The future of an imperiled Minnesota butterfly may depend on how it handles life inside a Sanyo cube refrigerator. That's where more than 300 Dakota skipper caterpillars will spend the winter, snuggled in paper towel beds inside plastic cups, to simulate their normal home clinging to snow-covered prairie grasses.
The Minnesota Zoo's experiment to create an "insurance population" of Dakota skippers represent a small but heroic effort to counterbalance whatever is killing them in the wild.
On Oct. 23, the U.S. Fish and Wildlife Service announced that the Dakota skipper is now a threatened species. Another prairie butterfly that's even worse off, the Poweshiek skipperling, has been added to the endangered list.
The populations of these butterflies have collapsed over the past 15 years, and they have disappeared from 75 to 96 percent of the places where they were known to flutter and crawl.

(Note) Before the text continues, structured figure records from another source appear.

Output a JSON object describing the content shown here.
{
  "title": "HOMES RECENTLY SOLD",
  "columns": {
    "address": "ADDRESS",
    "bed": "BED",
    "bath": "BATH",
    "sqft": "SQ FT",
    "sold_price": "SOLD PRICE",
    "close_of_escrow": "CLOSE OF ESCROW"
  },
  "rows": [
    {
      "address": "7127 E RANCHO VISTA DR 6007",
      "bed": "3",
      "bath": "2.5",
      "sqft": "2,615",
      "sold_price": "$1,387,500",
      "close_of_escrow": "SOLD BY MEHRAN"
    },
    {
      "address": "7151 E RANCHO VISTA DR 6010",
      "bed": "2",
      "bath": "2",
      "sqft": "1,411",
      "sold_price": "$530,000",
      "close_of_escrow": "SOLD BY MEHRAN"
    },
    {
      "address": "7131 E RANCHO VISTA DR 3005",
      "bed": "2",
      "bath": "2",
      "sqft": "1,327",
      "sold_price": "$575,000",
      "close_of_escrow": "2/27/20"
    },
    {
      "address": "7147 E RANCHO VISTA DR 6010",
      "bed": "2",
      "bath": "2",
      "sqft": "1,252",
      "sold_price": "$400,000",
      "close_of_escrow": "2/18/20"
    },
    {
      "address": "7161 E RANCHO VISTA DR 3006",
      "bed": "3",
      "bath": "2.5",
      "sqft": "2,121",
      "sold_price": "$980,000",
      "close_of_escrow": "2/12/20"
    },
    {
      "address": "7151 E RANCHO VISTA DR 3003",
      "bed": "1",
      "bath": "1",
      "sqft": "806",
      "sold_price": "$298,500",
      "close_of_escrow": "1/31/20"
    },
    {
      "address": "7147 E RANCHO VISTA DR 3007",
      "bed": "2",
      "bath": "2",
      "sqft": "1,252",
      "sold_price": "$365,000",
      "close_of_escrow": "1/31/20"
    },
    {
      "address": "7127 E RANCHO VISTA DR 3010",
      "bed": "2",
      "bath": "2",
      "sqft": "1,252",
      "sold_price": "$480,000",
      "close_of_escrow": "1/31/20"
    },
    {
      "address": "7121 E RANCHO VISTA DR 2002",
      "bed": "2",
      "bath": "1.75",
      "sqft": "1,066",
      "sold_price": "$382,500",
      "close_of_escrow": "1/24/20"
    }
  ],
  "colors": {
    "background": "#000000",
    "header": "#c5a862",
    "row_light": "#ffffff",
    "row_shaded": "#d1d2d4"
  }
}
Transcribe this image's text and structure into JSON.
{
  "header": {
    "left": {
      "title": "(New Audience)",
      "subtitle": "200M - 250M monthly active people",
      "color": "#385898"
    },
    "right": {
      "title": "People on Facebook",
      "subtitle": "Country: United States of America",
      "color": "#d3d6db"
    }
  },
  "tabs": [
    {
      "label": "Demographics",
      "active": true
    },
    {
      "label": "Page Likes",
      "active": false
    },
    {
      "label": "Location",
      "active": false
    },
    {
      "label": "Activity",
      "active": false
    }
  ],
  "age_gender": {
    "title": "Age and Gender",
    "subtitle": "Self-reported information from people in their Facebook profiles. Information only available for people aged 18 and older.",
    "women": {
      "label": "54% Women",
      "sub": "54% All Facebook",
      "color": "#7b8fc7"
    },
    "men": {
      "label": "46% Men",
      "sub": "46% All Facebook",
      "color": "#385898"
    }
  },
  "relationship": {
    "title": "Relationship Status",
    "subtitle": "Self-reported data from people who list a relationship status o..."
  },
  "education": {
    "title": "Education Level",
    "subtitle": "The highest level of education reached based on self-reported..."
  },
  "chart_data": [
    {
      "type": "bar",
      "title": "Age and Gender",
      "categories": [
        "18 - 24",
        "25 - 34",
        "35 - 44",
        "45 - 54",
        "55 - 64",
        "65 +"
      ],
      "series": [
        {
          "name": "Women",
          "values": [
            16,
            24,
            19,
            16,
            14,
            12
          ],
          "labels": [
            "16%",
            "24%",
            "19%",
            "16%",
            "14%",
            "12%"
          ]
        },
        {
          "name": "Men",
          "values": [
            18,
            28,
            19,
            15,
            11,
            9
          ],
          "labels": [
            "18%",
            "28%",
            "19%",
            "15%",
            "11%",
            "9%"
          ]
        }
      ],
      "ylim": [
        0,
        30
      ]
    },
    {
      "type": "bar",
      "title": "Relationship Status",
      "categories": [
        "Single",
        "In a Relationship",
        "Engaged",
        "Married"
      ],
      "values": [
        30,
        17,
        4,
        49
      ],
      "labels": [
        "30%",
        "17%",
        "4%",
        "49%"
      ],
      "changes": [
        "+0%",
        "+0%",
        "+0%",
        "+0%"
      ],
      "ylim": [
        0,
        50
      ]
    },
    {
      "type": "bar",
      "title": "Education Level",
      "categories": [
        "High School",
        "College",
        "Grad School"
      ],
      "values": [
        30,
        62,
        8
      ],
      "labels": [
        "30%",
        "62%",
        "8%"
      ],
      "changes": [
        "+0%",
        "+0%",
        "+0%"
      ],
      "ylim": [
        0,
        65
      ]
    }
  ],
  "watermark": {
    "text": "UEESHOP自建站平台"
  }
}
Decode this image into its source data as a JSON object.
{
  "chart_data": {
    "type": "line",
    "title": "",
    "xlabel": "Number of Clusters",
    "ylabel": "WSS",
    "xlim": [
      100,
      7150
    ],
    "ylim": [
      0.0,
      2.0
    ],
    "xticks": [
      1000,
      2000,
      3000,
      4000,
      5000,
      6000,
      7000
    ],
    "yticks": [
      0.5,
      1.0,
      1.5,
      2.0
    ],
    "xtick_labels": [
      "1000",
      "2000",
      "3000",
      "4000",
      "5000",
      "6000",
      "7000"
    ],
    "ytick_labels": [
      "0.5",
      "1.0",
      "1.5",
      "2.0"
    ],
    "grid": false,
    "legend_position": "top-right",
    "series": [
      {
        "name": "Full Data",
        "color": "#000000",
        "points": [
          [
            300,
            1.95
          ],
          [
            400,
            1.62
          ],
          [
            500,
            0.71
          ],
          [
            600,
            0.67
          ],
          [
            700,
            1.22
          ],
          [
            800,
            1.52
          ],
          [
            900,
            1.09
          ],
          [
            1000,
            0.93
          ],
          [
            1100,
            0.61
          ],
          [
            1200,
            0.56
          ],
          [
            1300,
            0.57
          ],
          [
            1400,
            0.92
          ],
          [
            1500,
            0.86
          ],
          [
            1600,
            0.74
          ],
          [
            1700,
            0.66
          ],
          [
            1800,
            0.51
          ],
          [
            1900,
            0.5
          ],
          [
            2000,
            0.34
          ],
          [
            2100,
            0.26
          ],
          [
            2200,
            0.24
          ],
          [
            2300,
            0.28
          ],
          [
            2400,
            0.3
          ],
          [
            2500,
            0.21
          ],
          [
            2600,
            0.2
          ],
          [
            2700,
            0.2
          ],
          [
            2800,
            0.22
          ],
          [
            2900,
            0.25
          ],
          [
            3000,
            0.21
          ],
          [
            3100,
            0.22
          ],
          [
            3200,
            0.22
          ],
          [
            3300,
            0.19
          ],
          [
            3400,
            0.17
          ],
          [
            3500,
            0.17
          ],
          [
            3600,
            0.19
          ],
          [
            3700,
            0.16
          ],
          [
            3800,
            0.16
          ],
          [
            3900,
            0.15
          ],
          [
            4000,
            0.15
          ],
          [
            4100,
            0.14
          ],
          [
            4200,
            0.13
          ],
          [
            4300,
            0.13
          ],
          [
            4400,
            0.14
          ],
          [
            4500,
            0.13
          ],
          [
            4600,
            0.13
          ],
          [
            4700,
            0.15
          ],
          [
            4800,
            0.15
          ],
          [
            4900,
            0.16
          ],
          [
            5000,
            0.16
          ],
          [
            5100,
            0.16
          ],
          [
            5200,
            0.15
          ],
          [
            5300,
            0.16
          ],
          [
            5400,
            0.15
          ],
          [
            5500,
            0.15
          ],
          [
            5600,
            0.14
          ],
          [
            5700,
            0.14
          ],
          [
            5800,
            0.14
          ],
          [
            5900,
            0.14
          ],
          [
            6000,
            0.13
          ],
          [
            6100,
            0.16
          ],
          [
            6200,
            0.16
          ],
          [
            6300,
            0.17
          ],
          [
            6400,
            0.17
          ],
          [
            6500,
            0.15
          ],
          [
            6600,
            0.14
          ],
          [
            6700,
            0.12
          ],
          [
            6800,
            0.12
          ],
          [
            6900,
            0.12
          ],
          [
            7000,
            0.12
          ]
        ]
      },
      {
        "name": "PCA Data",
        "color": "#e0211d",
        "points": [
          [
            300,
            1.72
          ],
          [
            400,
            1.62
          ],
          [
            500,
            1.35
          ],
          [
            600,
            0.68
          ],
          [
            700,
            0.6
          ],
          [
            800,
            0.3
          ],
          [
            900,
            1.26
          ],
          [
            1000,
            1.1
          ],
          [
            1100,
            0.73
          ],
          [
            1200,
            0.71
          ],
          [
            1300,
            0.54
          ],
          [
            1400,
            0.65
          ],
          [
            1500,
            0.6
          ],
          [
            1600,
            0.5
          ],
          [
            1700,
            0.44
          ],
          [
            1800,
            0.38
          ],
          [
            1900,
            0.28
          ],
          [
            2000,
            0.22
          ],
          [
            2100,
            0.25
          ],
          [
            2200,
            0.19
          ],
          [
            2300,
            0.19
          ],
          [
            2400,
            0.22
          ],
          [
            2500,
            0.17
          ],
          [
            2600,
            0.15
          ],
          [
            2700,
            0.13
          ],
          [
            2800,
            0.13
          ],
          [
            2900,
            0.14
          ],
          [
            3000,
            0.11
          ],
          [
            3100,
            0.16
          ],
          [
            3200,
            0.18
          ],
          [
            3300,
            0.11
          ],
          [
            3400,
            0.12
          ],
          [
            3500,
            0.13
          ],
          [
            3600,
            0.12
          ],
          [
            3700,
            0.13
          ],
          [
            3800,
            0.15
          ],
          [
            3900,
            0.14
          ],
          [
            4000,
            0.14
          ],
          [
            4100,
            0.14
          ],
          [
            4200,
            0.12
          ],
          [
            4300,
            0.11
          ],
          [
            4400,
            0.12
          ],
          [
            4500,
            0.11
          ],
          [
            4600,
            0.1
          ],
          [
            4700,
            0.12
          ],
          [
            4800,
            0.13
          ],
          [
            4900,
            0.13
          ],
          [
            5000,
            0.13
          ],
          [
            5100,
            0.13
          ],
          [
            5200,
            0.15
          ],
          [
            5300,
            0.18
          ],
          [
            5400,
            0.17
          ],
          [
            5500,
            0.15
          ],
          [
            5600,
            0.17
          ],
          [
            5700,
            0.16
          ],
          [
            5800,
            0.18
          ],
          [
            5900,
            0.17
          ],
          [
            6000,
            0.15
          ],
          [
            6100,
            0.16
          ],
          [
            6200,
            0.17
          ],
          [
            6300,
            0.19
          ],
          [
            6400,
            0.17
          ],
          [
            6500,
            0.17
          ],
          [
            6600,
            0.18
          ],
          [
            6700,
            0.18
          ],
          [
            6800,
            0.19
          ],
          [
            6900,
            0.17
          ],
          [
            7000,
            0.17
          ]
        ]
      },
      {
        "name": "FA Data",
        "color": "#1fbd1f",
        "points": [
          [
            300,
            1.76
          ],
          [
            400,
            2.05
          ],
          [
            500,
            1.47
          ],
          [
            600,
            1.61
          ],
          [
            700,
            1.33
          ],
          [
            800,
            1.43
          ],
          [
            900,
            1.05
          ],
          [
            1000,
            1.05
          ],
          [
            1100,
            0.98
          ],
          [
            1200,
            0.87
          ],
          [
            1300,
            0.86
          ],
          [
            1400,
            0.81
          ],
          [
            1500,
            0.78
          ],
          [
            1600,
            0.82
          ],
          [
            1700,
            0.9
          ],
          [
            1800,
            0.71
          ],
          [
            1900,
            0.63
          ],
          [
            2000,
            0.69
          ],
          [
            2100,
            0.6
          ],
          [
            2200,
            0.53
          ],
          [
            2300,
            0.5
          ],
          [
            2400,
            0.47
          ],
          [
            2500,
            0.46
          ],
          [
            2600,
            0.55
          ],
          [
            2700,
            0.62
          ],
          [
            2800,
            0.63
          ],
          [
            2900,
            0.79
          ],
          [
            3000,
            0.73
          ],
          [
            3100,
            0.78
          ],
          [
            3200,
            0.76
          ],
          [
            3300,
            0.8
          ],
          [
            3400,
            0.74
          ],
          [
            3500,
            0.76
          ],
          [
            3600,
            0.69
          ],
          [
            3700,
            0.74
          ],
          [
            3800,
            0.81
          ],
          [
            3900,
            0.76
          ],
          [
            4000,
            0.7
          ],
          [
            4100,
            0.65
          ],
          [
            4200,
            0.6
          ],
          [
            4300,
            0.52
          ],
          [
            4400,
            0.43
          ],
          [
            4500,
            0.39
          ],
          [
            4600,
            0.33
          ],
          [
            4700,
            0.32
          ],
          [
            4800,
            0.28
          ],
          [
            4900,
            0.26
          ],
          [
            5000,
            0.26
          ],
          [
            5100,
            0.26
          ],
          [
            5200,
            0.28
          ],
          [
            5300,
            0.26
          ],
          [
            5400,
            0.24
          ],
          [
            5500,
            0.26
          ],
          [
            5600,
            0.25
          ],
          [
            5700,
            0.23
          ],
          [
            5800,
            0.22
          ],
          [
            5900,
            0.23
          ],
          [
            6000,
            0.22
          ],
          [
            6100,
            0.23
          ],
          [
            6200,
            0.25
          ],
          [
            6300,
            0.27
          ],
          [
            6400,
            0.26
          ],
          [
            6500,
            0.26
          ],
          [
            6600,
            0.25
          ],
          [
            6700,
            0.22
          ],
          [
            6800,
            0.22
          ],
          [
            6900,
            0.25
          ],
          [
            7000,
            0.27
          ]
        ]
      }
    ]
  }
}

No one knows whether habitat disturbance, pesticides, climate change or something else is blame, but they may be a memory by the time we find out.
Once so common that no one bothered counting it, the Poweshiek skipperling was last seen in Minnesota in 2008. Maybe 500 hang on in isolated spots in Michigan, Wisconsin and Manitoba.
"It's a catastrophic decline that has to rank it as one of the most endangered species on earth," said Erik Runquist, a biologist who runs the zoo's prairie butterfly conservation program.
Biologists say the Earth is experiencing the sixth mass extinction in its history. Unlike the asteroids, volcanoes and other impersonal phenomena implicated in previous die-offs, this one is on us.
Minnesota's contribution to this tragedy is happening on its prairie, a rich and diverse ecosystem that has been nearly plowed into oblivion. Only 1 percent of native prairie survives, in patches between acres and acres of corn and soybeans.